Annan seems to really appreciate this in his speech. He picked the Truman Library because:

Truman’s name will for ever be associated with the memory of far-sighted American leadership in a great global endeavor. And you will see that every one of my five lessons brings me to the conclusion that such leadership is no less sorely needed now than it was sixty years ago.

In particular, US leadership.

As President Truman said, “the responsibility of the great states is to serve and not dominate the peoples of the world.” He showed what can be achieved when the US assumes that responsibility. And still today, none of our global institutions can accomplish much when the US remains aloof. But when it is fully engaged, the sky’s the limit….
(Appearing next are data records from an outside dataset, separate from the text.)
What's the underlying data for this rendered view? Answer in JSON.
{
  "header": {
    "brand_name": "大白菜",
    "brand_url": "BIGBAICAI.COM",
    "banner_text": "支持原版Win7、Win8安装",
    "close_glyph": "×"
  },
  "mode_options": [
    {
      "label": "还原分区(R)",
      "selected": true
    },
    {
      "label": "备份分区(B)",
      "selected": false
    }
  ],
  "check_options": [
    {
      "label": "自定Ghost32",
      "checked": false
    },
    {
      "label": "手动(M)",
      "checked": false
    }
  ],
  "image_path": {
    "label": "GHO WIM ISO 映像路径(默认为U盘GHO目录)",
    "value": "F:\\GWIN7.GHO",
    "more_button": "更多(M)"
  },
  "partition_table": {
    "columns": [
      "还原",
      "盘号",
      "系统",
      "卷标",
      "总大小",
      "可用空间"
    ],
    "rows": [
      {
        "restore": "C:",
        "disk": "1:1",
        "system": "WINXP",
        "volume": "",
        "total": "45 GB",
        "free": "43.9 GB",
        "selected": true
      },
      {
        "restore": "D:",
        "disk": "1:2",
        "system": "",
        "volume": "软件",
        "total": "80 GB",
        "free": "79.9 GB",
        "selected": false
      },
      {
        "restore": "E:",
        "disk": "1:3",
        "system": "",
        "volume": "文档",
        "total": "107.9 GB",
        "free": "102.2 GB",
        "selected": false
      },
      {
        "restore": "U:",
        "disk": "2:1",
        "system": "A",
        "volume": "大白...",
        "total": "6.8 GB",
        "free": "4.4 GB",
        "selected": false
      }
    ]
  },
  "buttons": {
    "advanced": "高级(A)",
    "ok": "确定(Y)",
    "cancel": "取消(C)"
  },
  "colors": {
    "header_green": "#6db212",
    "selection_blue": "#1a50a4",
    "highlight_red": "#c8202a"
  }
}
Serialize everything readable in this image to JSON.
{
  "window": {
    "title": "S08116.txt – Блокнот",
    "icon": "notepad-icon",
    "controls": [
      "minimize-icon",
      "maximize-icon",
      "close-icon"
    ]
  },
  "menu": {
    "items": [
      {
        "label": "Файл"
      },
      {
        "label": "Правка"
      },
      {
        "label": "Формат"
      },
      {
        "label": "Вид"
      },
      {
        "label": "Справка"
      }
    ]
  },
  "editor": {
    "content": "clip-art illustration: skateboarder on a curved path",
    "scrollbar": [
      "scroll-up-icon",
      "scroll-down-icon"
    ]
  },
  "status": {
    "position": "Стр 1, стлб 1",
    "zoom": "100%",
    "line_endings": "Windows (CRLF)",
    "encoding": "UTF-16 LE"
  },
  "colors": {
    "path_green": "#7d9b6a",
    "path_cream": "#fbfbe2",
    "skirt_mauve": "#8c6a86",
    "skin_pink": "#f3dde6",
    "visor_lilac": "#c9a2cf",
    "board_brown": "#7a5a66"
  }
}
You Americans did so much, in the last century, to build an effective multilateral system, with the United Nations at its heart. Do you need it less today, and does it need you less, than 60 years ago?

Surely not. More than ever today Americans, like the rest of humanity, need a functioning global system through which the world’s peoples can face global challenges together. And in order to function, the system still cries out for far-sighted American leadership, in the Truman tradition.

I hope and pray that the American leaders of today, and tomorrow, will provide it.

I think Annan articulates a powerful, a very powerful, point here. We live in a system designed by the United States, reflecting certain American Ideals, put in place to manage the common international welfare because, as has been the case since 1945, “In today’s world, the security of every one of us is linked to that of everyone else.” Truman used US hegemony to build the UN system as the global system for addressing–defining and then regulating–issues of political and economic (through the Bretton Woods component of it) security.

The system was designed as a style of hegemonic stability, and it works, as a famous scholar once said, because the US acts as the stabilizer. When the US embraces this role, the system can function and maybe even have a chance to flourish. When the US shirks this role, the system drifts toward chaos. US leadership is so key because the alternative is in fact chaos– there is no alternative order out there at the moment. The US may have a number of challengers and detractors, but none of them seek to replace the role of the US as system manager. China, Europe, or Al-Queada may all chafe under aspects of US rules, but none of them are yet able to provide a global currency, for example.

The Bush Administration has been a notable critic of the UN system, and has run a great deal of US Foreign Policy outside and counter to that system. That harms the system, and, most importantly, leaves nothing in its place.Hence Annan’s call for the US to resume its leadership role. He’s not critical of the US nor the role that the US plays, he’s critical of the way the US acts on the international stage. He sees the potential of an US active and engaged in the UN system and wants us all to realize it.